La crise dans laquelle les Etats-Unis sont entrés de plain pied, poursuite accentuée d’un déclin déjà engagé, apporte à son tour son lot d’histoires exemplaires. Hier, c’était celle de Bernard Madoff, avant que de multiples autres, de moindre retentissement mais tout aussi significatives, ne lui succèdent. Comme par exemple l’existence du club des négociants en dérivés composé de neuf mégabanques internationales, révélée par le New York Times.

Le Congrès américain devrait finaliser aujourd’hui l’écriture d’une de ces nouvelles histoires en adoptant une loi issue d’un compromis entre Barack Obama et la nouvelle majorité républicaine de la Chambre des représentants, suscitant une vive mais vaine réaction au sein de la gauche démocrate. En contrepartie du rétablissement et de la prolongation pendant treize mois des allocations pour les chômeurs de longue durée (en recherche d’emploi depuis six mois et plus), coupées depuis fin novembre, les contribuables disposant de plus de 250.000 dollars annuels de revenus continueront de bénéficier pendant deux ans d’une importante ristourne sur leurs impôts. Une échéance qui coïncidera avec la prochaine élection présidentielle.

L’administration Obama ne souhaitait maintenir les allégements fiscaux initialement décidés par George W. Bush qu’en faveur des classes moyennes. Mais elle a considéré devoir s’incliner, au nom de la real politik et du nouveau rapport de force issu des élections de mi-mandat. Les républicains faisant de la poursuite de ces allégements pour les riches un casus belli, se servant du sort des deux millions de chômeurs sans ressources comme d’un instrument de chantage pour obtenir satisfaction.

Le bureau du budget du Congrès (CBO) a estimé le coût de l’ensemble des mesures – présentées comme un mini paquet favorisant la relance économique – à 858 milliards sur dix ans, alors que le déficit budgétaire américain continue de gonfler inexorablement. Wall Street a réagit favorablement, tandis que le marché obligataire sanctionnait au contraire fortement les T-bonds US en imposant une brusque hausse de leur taux.

Au-delà des arguments employés par les uns et les autres pour justifier leur conduite, c’est l’accroissement des inégalités sociales qui est en jeu. Selon Michael Kumhof et Romain Rancière, deux économistes du FMI, le revenu médian réel aurait progressé aux Etats-Unis de 4,5% de 1990 à 2009, tandis que celui des 5% les plus riches augmentait de 19,4%. Rapprochant cette montée des inégalités de l’accroissement de l’endettement des ménages, ils en ont conclu que « les classes pauvre et moyenne semblent avoir résisté à l’érosion de leur position relative dans l’échelle des revenus en empruntant pour maintenir un niveau de vie plus élevé ».

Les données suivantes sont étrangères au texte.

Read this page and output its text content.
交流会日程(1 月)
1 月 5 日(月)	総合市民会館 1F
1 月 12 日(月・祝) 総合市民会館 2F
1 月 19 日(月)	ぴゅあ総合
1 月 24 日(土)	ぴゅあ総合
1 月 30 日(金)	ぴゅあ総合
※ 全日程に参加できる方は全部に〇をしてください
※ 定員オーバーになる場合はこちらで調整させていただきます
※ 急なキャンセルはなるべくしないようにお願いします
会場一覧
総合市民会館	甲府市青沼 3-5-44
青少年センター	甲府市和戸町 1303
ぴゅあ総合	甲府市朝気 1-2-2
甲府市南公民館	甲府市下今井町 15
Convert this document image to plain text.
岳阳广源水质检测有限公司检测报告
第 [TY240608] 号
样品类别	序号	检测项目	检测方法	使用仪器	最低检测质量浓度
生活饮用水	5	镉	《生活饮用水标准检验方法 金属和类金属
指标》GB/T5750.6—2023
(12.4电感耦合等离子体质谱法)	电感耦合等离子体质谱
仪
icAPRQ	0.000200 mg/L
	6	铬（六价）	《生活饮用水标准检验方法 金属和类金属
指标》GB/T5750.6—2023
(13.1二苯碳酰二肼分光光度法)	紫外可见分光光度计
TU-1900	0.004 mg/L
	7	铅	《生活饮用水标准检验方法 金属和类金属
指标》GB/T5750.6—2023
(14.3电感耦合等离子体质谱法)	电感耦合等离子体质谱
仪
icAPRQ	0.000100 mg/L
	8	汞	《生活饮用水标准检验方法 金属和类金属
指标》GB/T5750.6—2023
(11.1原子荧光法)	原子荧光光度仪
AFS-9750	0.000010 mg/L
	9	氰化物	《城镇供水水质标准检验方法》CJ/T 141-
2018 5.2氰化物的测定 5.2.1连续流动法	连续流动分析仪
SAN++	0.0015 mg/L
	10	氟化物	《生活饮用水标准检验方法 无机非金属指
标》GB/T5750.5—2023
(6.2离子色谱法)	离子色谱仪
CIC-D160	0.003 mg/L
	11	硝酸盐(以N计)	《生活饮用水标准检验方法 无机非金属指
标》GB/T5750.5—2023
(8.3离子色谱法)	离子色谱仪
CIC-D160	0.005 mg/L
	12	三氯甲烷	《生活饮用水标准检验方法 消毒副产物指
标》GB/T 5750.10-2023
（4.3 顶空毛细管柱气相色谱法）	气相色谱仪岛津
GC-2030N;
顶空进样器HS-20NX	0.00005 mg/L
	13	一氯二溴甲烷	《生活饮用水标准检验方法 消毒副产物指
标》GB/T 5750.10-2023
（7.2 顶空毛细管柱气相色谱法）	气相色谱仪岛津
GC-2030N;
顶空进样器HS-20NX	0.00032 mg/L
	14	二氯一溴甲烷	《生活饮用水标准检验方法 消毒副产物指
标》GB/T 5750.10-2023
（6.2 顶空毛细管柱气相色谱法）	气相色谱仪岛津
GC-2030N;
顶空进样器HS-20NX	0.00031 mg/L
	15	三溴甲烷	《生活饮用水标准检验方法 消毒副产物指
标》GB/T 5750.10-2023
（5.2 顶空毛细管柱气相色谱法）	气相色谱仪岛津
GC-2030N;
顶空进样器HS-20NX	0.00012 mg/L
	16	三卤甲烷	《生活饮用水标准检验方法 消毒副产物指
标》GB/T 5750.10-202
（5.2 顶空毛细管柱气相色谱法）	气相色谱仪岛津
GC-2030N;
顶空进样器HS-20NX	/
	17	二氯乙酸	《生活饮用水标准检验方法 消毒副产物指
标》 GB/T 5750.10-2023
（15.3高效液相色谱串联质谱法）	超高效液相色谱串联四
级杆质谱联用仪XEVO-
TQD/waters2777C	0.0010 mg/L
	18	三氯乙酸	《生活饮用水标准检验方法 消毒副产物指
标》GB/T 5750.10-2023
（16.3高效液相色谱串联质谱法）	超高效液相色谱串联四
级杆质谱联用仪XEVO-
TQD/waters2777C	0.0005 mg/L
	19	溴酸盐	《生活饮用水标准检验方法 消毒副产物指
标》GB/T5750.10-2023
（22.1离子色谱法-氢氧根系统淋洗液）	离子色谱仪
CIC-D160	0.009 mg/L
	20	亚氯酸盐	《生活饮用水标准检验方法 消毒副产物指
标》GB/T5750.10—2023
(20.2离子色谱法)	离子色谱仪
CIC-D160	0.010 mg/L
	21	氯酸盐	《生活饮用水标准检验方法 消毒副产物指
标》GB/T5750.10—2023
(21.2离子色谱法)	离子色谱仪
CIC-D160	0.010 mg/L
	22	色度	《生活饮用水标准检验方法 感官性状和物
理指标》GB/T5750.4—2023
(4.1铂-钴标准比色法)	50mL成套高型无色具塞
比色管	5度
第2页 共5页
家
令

Si l’on renverse cette proposition et prend en considération la baisse en cours de l’endettement de ces mêmes classes – que certains économistes préfèrent qualifier d’accroissement de l’épargne pour se voiler la face – on en conclu naturellement que les conditions sont réunies pour une nouvelle progression des inégalités sociales, trouvant désormais leur illustration par des fortes disparités dans les modes de dépenses et de consommation.

Aux Etats-Unis, les riches vont continuer à s’enrichir, les autres n’ayant comme destin commun que de s’appauvrir, et pas seulement relativement. Le socle que la classe moyenne représente pour la société américaine va s’effriter au fur et à mesure que se poursuit la crise de longue durée dans laquelle elle est engagée.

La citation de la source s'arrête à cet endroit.